Sea level rise will impact populated areas along the coast up to four times faster as a result of land subsidence, according to a new study from the University of East Anglia. The investigation is the first of of its kind to analyze global sea-level rise while accounting for measurements of sinking land.
Prior to this study, the impact of subsidence combined with sea-level rise was thought of as a local issue. But the researchers have found the problem worldwide.
The experts report that over the past two decades, coastal communities have experienced average sea level rise at a rate of 7.8 – 9.9 millimeters per year.

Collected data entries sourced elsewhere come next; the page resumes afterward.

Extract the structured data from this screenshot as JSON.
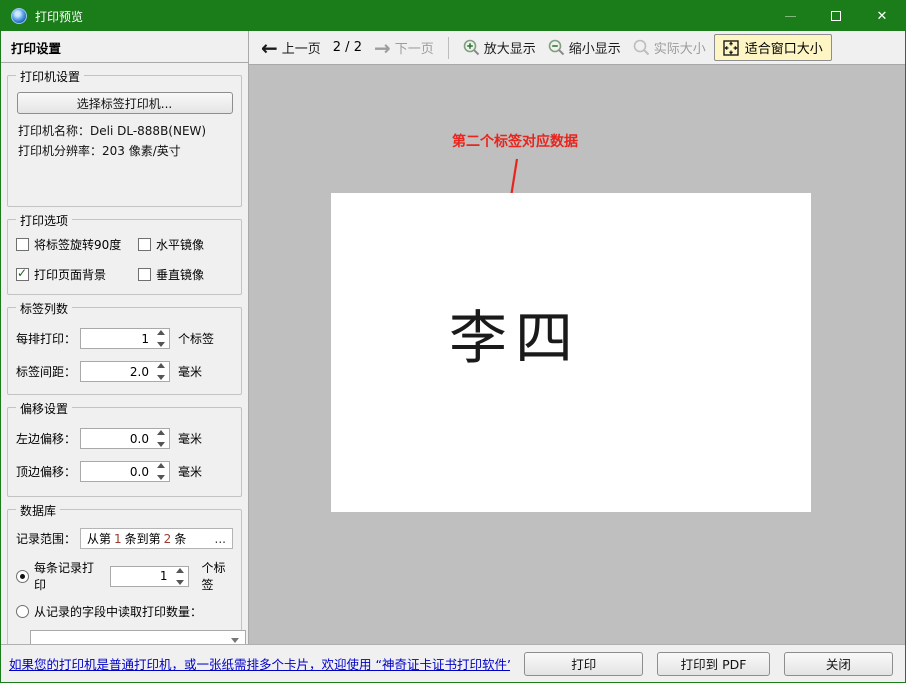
{
  "window": {
    "title": "打印预览"
  },
  "colors": {
    "titlebar_green": "#1a7d1a",
    "preview_bg": "#bfbfbf",
    "annotation_red": "#e8241d",
    "link_blue": "#0000c8",
    "fit_button_bg": "#fdf5c4"
  },
  "toolbar": {
    "prev_label": "上一页",
    "page_indicator": "2 / 2",
    "next_label": "下一页",
    "zoom_in_label": "放大显示",
    "zoom_out_label": "缩小显示",
    "actual_size_label": "实际大小",
    "fit_window_label": "适合窗口大小"
  },
  "sidebar": {
    "header": "打印设置",
    "printer": {
      "title": "打印机设置",
      "select_button": "选择标签打印机...",
      "name_label": "打印机名称：",
      "name_value": "Deli DL-888B(NEW)",
      "resolution_label": "打印机分辨率：",
      "resolution_value": "203 像素/英寸"
    },
    "options": {
      "title": "打印选项",
      "checkboxes": [
        {
          "label": "将标签旋转90度",
          "checked": false
        },
        {
          "label": "水平镜像",
          "checked": false
        },
        {
          "label": "打印页面背景",
          "checked": true
        },
        {
          "label": "垂直镜像",
          "checked": false
        }
      ]
    },
    "columns": {
      "title": "标签列数",
      "rows": [
        {
          "label": "每排打印：",
          "value": "1",
          "unit": "个标签"
        },
        {
          "label": "标签间距：",
          "value": "2.0",
          "unit": "毫米"
        }
      ]
    },
    "offset": {
      "title": "偏移设置",
      "rows": [
        {
          "label": "左边偏移：",
          "value": "0.0",
          "unit": "毫米"
        },
        {
          "label": "顶边偏移：",
          "value": "0.0",
          "unit": "毫米"
        }
      ]
    },
    "database": {
      "title": "数据库",
      "range_label": "记录范围：",
      "range_prefix": "从第",
      "range_from": "1",
      "range_mid": "条到第",
      "range_to": "2",
      "range_suffix": "条",
      "range_browse": "...",
      "radio_per_record": {
        "label": "每条记录打印",
        "selected": true,
        "value": "1",
        "unit": "个标签"
      },
      "radio_from_field": {
        "label": "从记录的字段中读取打印数量：",
        "selected": false
      },
      "field_dropdown_value": ""
    }
  },
  "preview": {
    "annotation": "第二个标签对应数据",
    "label_text": "李四"
  },
  "bottom": {
    "link_text": "如果您的打印机是普通打印机，或一张纸需排多个卡片，欢迎使用 “神奇证卡证书打印软件”",
    "print_label": "打印",
    "print_pdf_label": "打印到 PDF",
    "close_label": "关闭"
  }
}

Meanwhile, the global average rise was 2.6 millimeters per year.
The researchers said that the impacts for coastal communities are far larger than what has been estimated by the Intergovernmental Panel on Climate Change (IPCC).

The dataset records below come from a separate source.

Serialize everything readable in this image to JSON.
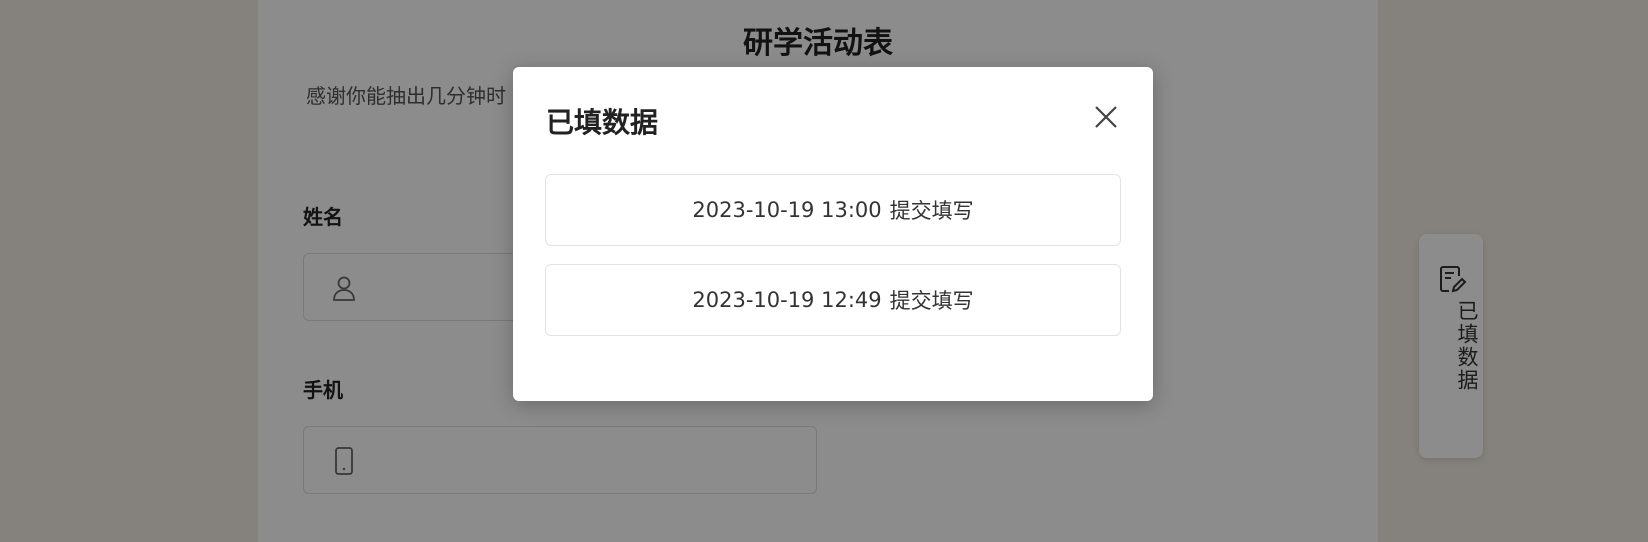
{
  "form": {
    "title": "研学活动表",
    "description": "感谢你能抽出几分钟时",
    "fields": [
      {
        "label": "姓名",
        "icon": "user-icon"
      },
      {
        "label": "手机",
        "icon": "phone-icon"
      }
    ]
  },
  "side_button": {
    "label": "已填数据",
    "icon": "edit-document-icon"
  },
  "modal": {
    "title": "已填数据",
    "close_icon": "close-icon",
    "records": [
      {
        "time": "2023-10-19 13:00",
        "action": "提交填写"
      },
      {
        "time": "2023-10-19 12:49",
        "action": "提交填写"
      }
    ]
  }
}
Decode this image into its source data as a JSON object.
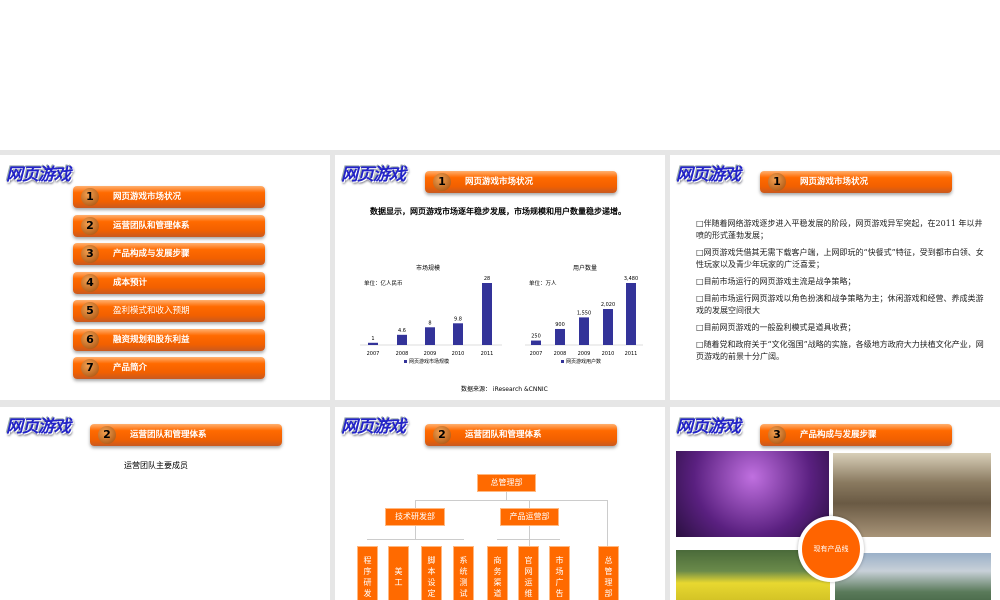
{
  "logo_text": "网页游戏",
  "slides": [
    {
      "menu": [
        {
          "n": "1",
          "label": "网页游戏市场状况"
        },
        {
          "n": "2",
          "label": "运营团队和管理体系"
        },
        {
          "n": "3",
          "label": "产品构成与发展步骤"
        },
        {
          "n": "4",
          "label": "成本预计"
        },
        {
          "n": "5",
          "label": "盈利模式和收入预期"
        },
        {
          "n": "6",
          "label": "融资规划和股东利益"
        },
        {
          "n": "7",
          "label": "产品简介"
        }
      ]
    },
    {
      "banner": {
        "n": "1",
        "label": "网页游戏市场状况"
      },
      "subtitle": "数据显示，网页游戏市场逐年稳步发展，市场规模和用户数量稳步递增。",
      "source": "数据来源：  iResearch &CNNIC"
    },
    {
      "banner": {
        "n": "1",
        "label": "网页游戏市场状况"
      },
      "bullets": [
        "伴随着网络游戏逐步进入平稳发展的阶段，网页游戏异军突起，在2011 年以井喷的形式蓬勃发展；",
        "网页游戏凭借其无需下载客户端，上网即玩的“快餐式”特征，受到都市白领、女性玩家以及青少年玩家的广泛喜爱；",
        "目前市场运行的网页游戏主流是战争策略；",
        "目前市场运行网页游戏以角色扮演和战争策略为主；休闲游戏和经营、养成类游戏的发展空间很大",
        "目前网页游戏的一般盈利模式是道具收费；",
        "随着党和政府关于“文化强国”战略的实施，各级地方政府大力扶植文化产业，网页游戏的前景十分广阔。"
      ]
    },
    {
      "banner": {
        "n": "2",
        "label": "运营团队和管理体系"
      },
      "text": "运营团队主要成员"
    },
    {
      "banner": {
        "n": "2",
        "label": "运营团队和管理体系"
      },
      "org": {
        "top": "总管理部",
        "mid": [
          "技术研发部",
          "产品运营部"
        ],
        "leaves": [
          "程序研发",
          "美工",
          "脚本设定",
          "系统测试",
          "商务渠道",
          "官网运维",
          "市场广告",
          "总管理部"
        ]
      }
    },
    {
      "banner": {
        "n": "3",
        "label": "产品构成与发展步骤"
      },
      "circle": "现有产品线"
    }
  ],
  "chart_data": [
    {
      "type": "bar",
      "title": "市场规模",
      "unit": "单位：亿人民币",
      "categories": [
        "2007",
        "2008",
        "2009",
        "2010",
        "2011"
      ],
      "values": [
        1,
        4.6,
        8,
        9.8,
        28
      ],
      "labels": [
        "1",
        "4.6",
        "8",
        "9.8",
        "28"
      ],
      "legend": "网页游戏市场规模",
      "color": "#333399"
    },
    {
      "type": "bar",
      "title": "用户数量",
      "unit": "单位：万人",
      "categories": [
        "2007",
        "2008",
        "2009",
        "2010",
        "2011"
      ],
      "values": [
        250,
        900,
        1550,
        2020,
        3480
      ],
      "labels": [
        "250",
        "900",
        "1,550",
        "2,020",
        "3,480"
      ],
      "legend": "网页游戏用户数",
      "color": "#333399"
    }
  ]
}
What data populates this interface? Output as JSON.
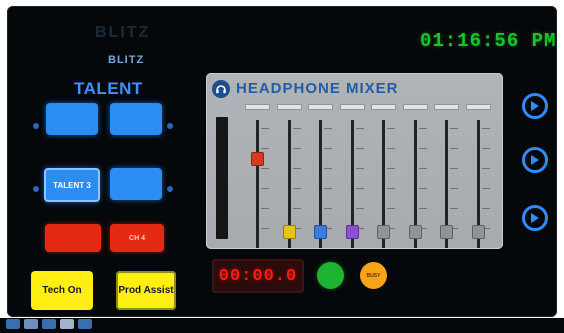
{
  "brand": {
    "faint_text": "BLITZ",
    "name": "BLITZ"
  },
  "clock": {
    "time": "01:16:56 PM"
  },
  "talent": {
    "section_label": "TALENT",
    "buttons": [
      {
        "label": "",
        "color": "#2a8df4"
      },
      {
        "label": "",
        "color": "#2a8df4"
      },
      {
        "label": "TALENT 3",
        "color": "#2a8df4"
      },
      {
        "label": "",
        "color": "#2a8df4"
      }
    ],
    "red_buttons": [
      {
        "label": "",
        "color": "#e42a13"
      },
      {
        "label": "CH 4",
        "color": "#e42a13"
      }
    ]
  },
  "actions": {
    "tech_on_label": "Tech On",
    "prod_assist_label": "Prod Assist"
  },
  "mixer": {
    "icon": "headphone-icon",
    "title": "HEADPHONE MIXER",
    "channels": [
      {
        "knob_color": "#d63a1d",
        "level": 0.72
      },
      {
        "knob_color": "#e6c21e",
        "level": 0.08
      },
      {
        "knob_color": "#3a7be0",
        "level": 0.08
      },
      {
        "knob_color": "#8a4fd6",
        "level": 0.08
      },
      {
        "knob_color": "#8f949a",
        "level": 0.08
      },
      {
        "knob_color": "#8f949a",
        "level": 0.08
      },
      {
        "knob_color": "#8f949a",
        "level": 0.08
      },
      {
        "knob_color": "#8f949a",
        "level": 0.08
      }
    ]
  },
  "transport": {
    "counter": "00:00.0",
    "green_button_label": "",
    "orange_button_label": "BUSY"
  },
  "play_buttons": [
    {
      "icon": "play-icon"
    },
    {
      "icon": "play-icon"
    },
    {
      "icon": "play-icon"
    }
  ],
  "colors": {
    "accent_blue": "#2a8df4",
    "clock_green": "#18c42a",
    "alert_red": "#e42a13",
    "yellow": "#ffef12",
    "green_button": "#1fb332",
    "orange_button": "#f7a516"
  }
}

Study lead author Professor Robert Nicholls is the director of the UK’s Tyndall Centre for Climate Change Research and Chair of Climate Adaptation at the University of East Anglia.
“Climate induced sea-level rise is caused by melting glaciers and thermal expansion of water due to rising global temperatures,” said Professor Nicholls.
“Rapid rates of subsidence in deltas and especially cities on deltas are also human-caused, mostly due to groundwater pumping, also oil and gas extraction, and sediment resupply prevented by upstream dams, flood defences, sand extraction or mining.”
“About 58 percent of the world’s coastal population lives on deltas where land is subsiding. Less than 1 per cent of global coastal population lives where land is uplifting.
“We wanted to look at the big picture globally, to better understand the impact of global sea-level rise combined with measurements of sinking land.”
“We found that coastal populations live with sea-level rise at three and four times the global average and that the impacts of sea-level rise being experienced today are much larger than the global numbers being reported by the Intergovernmental Panel on Climate Change (IPCC).”
According to Professor Nicholls, addressing human-induced subsidence is important in the short term, as it is an essential coastal adaptation to protect people and economies.
The researchers found that the issue is most urgent in coastal communities located in southeastern Asia. This region has many subsiding deltas and coastal flood plains, growing coastal megacities, and more than 70 percent of the world’s coastal population.
The team also determined that land subsidence has been stopped or greatly reduced in Tokyo, Shanghai, and Bangkok as a result of reduced groundwater extraction.
“One of the main reasons that Jakarta, the capital city of Indonesia, is being moved to Borneo is because the city is sinking due to groundwater extraction from shallow wells,” said Professor Robert Nicholls.
“We hope that our analysis improves the understanding of how sea-level rise and subsidence are hand-in hand for science and coastal management policy worldwide. Jakarta might be just the beginning.”
The study is published in the journal Nature Climate Change.